As the student and the officers were struggling, bystanders repeatedly asked the police officers to stop, and at one point officers told the gathered crowd to stand back and threatened to use a Taser on anyone who got too close.
Laila Gordy, a fourth-year economics student who was present in the library during the incident, said police officers threatened to shoot her with a Taser when she asked an officer for his name and his badge number.

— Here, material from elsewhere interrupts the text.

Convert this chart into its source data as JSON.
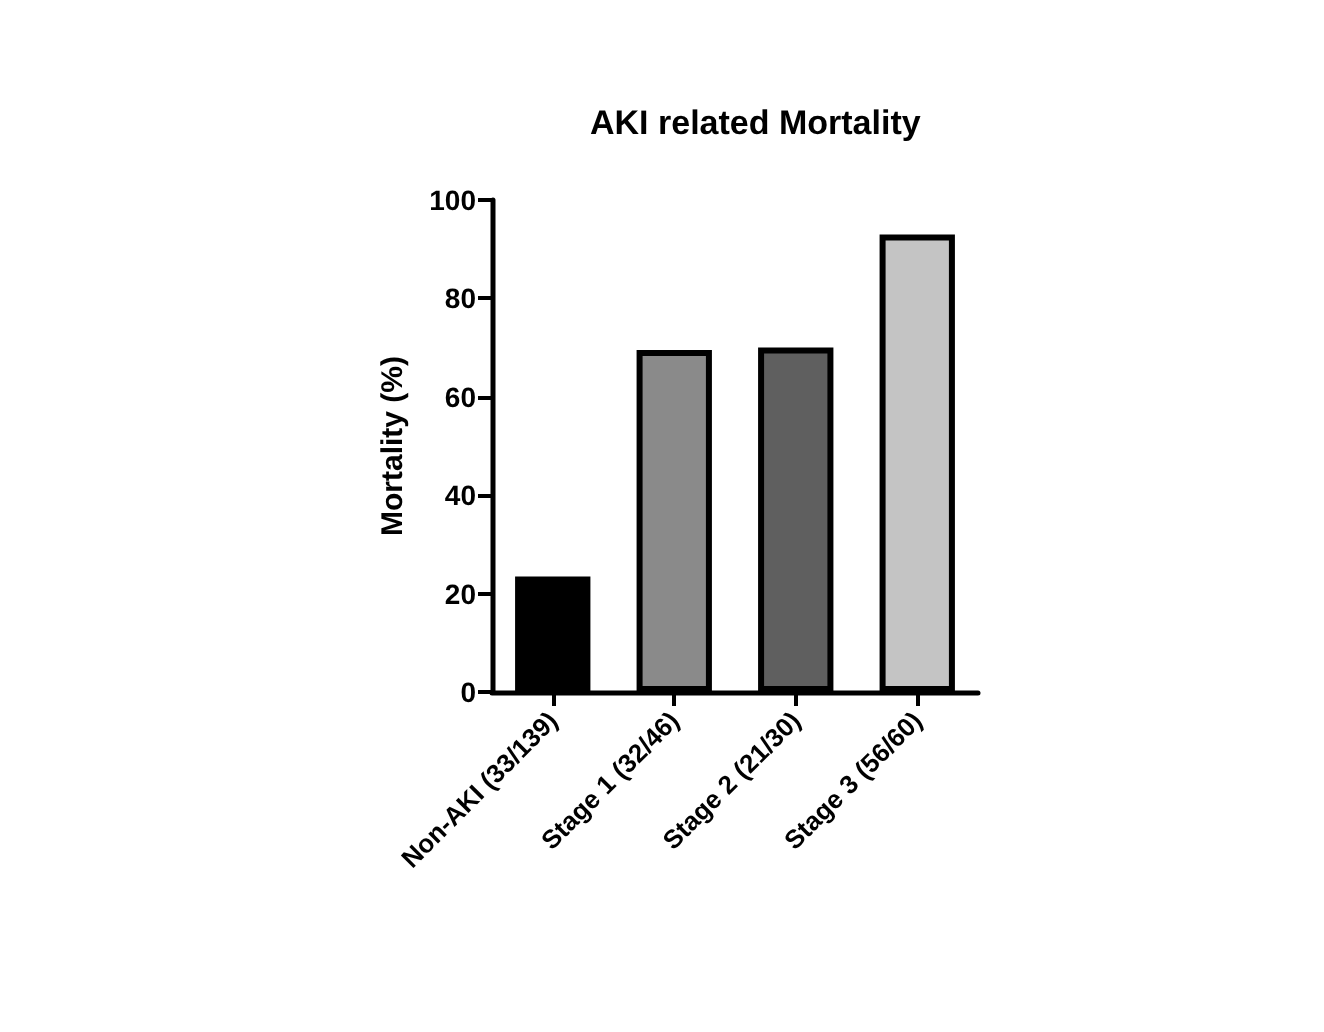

Now, I don’t say this lightly, and I fully understand the implications of what I am suggesting — but if the crowd of bystanders had attempted to protect their fellow student from the officers by resorting to physical force, they would have been morally justified. During the late 1960’s this was exactly the type of incident that would have sparked a campus riot. And it probably should have yesterday as well.
This was the third time in a week LA area officers were caught on video committing acts of physical abuse. In one incident an officer beat a suspect after a foot chase, and in another incident an officer doused a suspect’s face with pepper spray as he sat handcuffed in a patrol car. And now campus police not only torture an innocent student, they are so confident in their righteousness that they do so in front of a room full of witnesses.
No doubt the vast majority of law enforcement officers respect the rights of the citizens they are sworn to protect, and we should all be grateful to them for putting their lives on the line every day. But when official violence is left unchallenged, unpunished and unanswered, it can only lead to more violence.
UPDATE:
According to an editorial in today’s UCLA Bruin Daily the student, Mostafa Tabatabainejad, was tased five times… the final four times while he was handcuffed and immobilized.